I know people who feel forced to vote republican because of abortion (and although I am pro-choice, I truly can understand the pro life perspective). But in the case of this election,  I would like to know who is going to protect my already-born baby girls’ rights from men who abuse their power if this is the example we put forth in a so called victory for Christianity? This man could not be farther from the Christ-like behavior I was taught. Our country has just condoned and enabled, or at the very least minimized sexual violence and put a champion of it in office. Locker room talk has real consequences on the bodies of women like my growing girls, and I’m so furious I can barely see straight.

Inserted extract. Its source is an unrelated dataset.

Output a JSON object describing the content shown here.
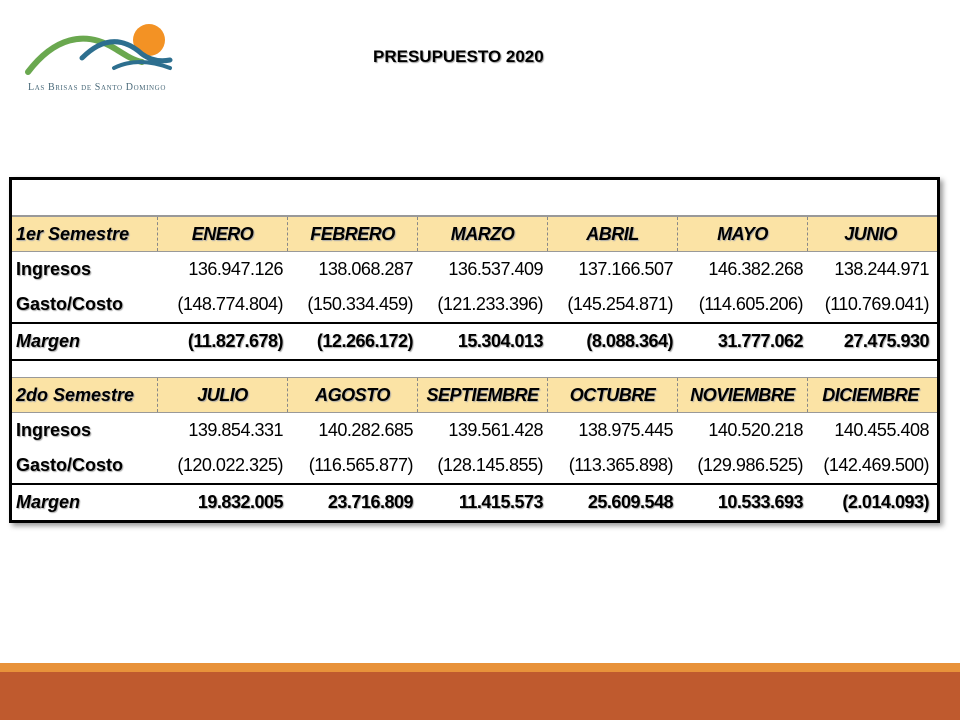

My dear daughters, at some point in the future you are probably going to read this. If anything even remotely close to what happened to me in college happens to you I want you to be more brave than I was. Scream it from the mountain tops and tell the world what a disgusting, pathetic excuse of a person ANY ONE is if they humiliate you for their own pleasure. Even if they are your boss. Even if they are the President. I promise you will gain so much more than you will lose.